Scroll down until you reach the section labeled “DataSets”.
“DataSets” section
Once you find a dataset that sounds interesting, click on its link in the “Data” column.
For example, I think “The History of Himalayan Mountaineering Expeditions” dataset sounds interesting, so I’ll click on that.
“DataSets” section
This will take us to the README file (a file that explains basic info about a piece of software, dataset, or analysis) for the “History of Himalayan Mountaineering Expeditions” dataset.
---- Compiling #TidyTuesday Information for 2025-01-21 ----
--- There are 2 files available ---
── Downloading files ───────────────────────────────────────────────────────────
1 of 2: "exped_tidy.csv"
2 of 2: "peaks_tidy.csv"
Note that the TidyTuesday webpage shows tidytuesdayR::tt_load("2025-01-21"), but this does the same thing as running library(tidytuesdayR) followed by tt_load("2025-01-21").
Also, when you use Option 1, the data are loaded as a list, so we need to extract each dataframe from the list. For the himalaya data, there are two dataframes. It shows us how to extract them from the list using the $ symbol:
Note that since there are two dataframes in this dataset, you may need to join them in order to conduct the data analysis.
Check the Data Dictionary
Every dataset in TidyTuesday includes a “Data Dictionary” that explains what each column in the data means. Scroll down the README file a bit further to find it. This is very important for understanding and analyzing your data.

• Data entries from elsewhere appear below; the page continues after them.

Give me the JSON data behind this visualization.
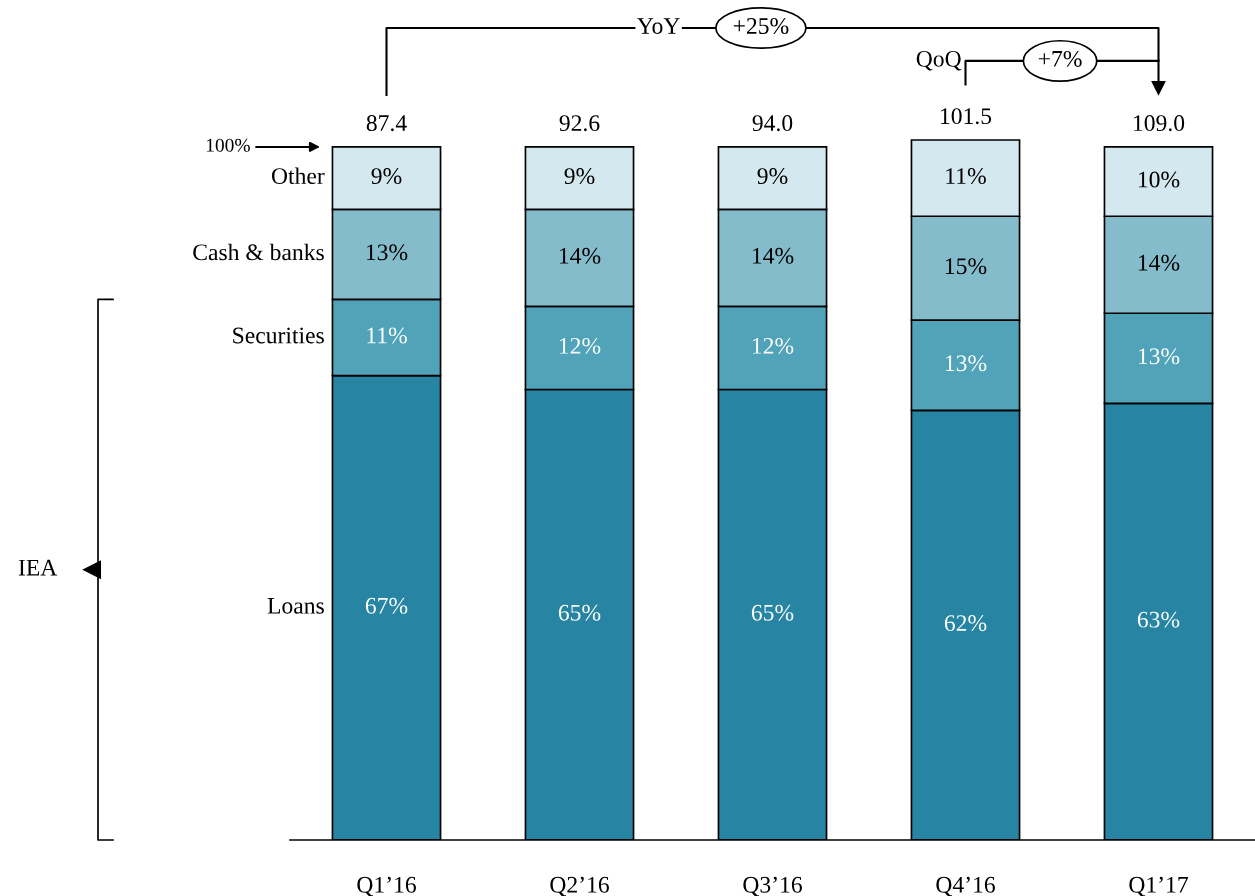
{
  "chart_data": {
    "type": "bar",
    "stacked": true,
    "tick_labels": "x",
    "categories": [
      "Q1’16",
      "Q2’16",
      "Q3’16",
      "Q4’16",
      "Q1’17"
    ],
    "series": [
      {
        "name": "Loans",
        "color": "#2785a3",
        "values": [
          67,
          65,
          65,
          62,
          63
        ],
        "value_labels": [
          "67%",
          "65%",
          "65%",
          "62%",
          "63%"
        ]
      },
      {
        "name": "Securities",
        "color": "#50a3b8",
        "values": [
          11,
          12,
          12,
          13,
          13
        ],
        "value_labels": [
          "11%",
          "12%",
          "12%",
          "13%",
          "13%"
        ]
      },
      {
        "name": "Cash & banks",
        "color": "#85bccb",
        "values": [
          13,
          14,
          14,
          15,
          14
        ],
        "value_labels": [
          "13%",
          "14%",
          "14%",
          "15%",
          "14%"
        ]
      },
      {
        "name": "Other",
        "color": "#d4e8ef",
        "values": [
          9,
          9,
          9,
          11,
          10
        ],
        "value_labels": [
          "9%",
          "9%",
          "9%",
          "11%",
          "10%"
        ]
      }
    ],
    "annotations": [
      "87.4",
      "92.6",
      "94.0",
      "101.5",
      "109.0",
      "100%",
      "YoY",
      "+25%",
      "QoQ",
      "+7%",
      "IEA"
    ]
  }
}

Data Dictionary for the Himalayan Mountaineering Expeditions dataset
Start exploring the data!
For example, let’s count the names of the mountain peaks included in the peaks_tidy data:
peaks_tidy |>count(PKNAME)
# A tibble: 480 × 2
PKNAME n
<chr> <int>
1 Aichyn 1
2 Ama Dablam 1
3 Amotsang 1
4 Amphu Gyabjen 1
5 Amphu I 1
6 Amphu Middle 1
7 Anidesh Chuli 1
8 Annapurna I 1
9 Annapurna I East 1
10 Annapurna I Middle 1
# ℹ 470 more rows
Once you get a feel for the columns in the dataset, try making some plots.
Your goal is to create a plot that tells the story hidden in the data. Good luck!